Published 2017-06-16Version 1

We consider random walks on comb- and brush-like graphs consisting of a base (of fractal dimension $D$) decorated with attached side-groups. The graphs are also characterized by the fractal dimension $D_a$ of a set of anchor points where side-groups are attached to the base. Two types of graphs are considered.
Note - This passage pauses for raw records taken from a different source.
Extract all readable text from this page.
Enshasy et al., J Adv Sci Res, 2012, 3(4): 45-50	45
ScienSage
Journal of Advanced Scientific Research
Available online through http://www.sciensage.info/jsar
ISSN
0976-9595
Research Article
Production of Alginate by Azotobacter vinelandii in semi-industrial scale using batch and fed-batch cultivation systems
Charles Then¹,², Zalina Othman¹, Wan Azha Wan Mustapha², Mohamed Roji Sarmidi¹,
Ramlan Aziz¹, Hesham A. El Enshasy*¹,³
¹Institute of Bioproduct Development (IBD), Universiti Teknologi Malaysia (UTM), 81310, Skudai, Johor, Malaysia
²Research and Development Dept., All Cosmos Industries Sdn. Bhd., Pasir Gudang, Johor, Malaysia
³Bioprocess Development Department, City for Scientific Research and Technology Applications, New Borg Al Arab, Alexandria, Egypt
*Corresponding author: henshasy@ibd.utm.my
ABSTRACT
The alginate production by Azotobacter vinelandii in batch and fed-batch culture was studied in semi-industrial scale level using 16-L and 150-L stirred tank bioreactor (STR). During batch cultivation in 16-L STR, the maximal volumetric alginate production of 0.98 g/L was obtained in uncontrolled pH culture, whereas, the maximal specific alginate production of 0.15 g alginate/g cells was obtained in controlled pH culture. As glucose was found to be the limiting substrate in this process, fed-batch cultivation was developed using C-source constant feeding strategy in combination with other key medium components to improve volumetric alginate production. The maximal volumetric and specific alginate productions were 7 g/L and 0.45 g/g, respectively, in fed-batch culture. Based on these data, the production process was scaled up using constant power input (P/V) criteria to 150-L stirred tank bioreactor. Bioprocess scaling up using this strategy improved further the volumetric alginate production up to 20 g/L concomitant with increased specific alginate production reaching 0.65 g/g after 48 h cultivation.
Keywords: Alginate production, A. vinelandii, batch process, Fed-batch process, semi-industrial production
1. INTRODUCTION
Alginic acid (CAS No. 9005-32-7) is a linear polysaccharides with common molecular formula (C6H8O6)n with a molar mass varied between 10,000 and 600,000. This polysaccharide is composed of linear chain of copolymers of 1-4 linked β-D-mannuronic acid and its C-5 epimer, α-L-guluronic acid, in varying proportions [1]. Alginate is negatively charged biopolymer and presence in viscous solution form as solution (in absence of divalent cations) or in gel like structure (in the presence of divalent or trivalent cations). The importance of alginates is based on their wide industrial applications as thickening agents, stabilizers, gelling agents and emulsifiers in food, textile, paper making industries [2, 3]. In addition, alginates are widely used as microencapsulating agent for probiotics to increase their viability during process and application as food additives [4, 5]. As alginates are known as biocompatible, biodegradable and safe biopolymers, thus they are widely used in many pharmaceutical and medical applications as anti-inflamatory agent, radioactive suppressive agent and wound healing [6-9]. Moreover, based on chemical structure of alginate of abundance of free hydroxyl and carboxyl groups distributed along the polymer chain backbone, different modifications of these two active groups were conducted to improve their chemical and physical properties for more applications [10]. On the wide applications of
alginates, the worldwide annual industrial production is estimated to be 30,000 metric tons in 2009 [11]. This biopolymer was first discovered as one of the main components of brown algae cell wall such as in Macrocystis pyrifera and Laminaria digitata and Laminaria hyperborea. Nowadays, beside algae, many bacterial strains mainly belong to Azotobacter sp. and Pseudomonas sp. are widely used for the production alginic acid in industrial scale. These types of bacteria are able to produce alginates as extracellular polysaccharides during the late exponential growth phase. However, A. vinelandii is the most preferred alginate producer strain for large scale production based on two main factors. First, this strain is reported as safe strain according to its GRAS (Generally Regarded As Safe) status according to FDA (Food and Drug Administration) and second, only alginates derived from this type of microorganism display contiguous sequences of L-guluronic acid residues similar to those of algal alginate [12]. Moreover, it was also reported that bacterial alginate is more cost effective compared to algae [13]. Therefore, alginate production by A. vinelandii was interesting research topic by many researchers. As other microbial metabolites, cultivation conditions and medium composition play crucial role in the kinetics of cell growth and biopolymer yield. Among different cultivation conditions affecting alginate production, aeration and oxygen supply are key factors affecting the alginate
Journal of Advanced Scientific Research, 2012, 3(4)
Graphs of the first type are uniform in the sense that anchor points are distributed periodically over the base, and thus form a subset of the base with dimension $D_a=D$. Graphs of the second type are decorated with side-groups in a regular yet non-uniform way: the set of anchor points has fractal dimension smaller than that of the base, $D_a<D$. For uniform graphs, a qualitative method for evaluating the sub-diffusion exponent suggested by Forte et al. for combs ($D=1$) is extended for brushes ($D>1$) and numerically tested for the Sierpinski brush (with the base and anchor set built on the same Sierpinski gasket). As an example of nonuniform graphs we consider the Cantor comb composed of a one-dimensional base and side-groups, the latter attached to the former at anchor points forming the Cantor set. A peculiar feature of this and other nonuniform systems is a long-lived regime of super-diffusive transport when side-groups are of a finite size.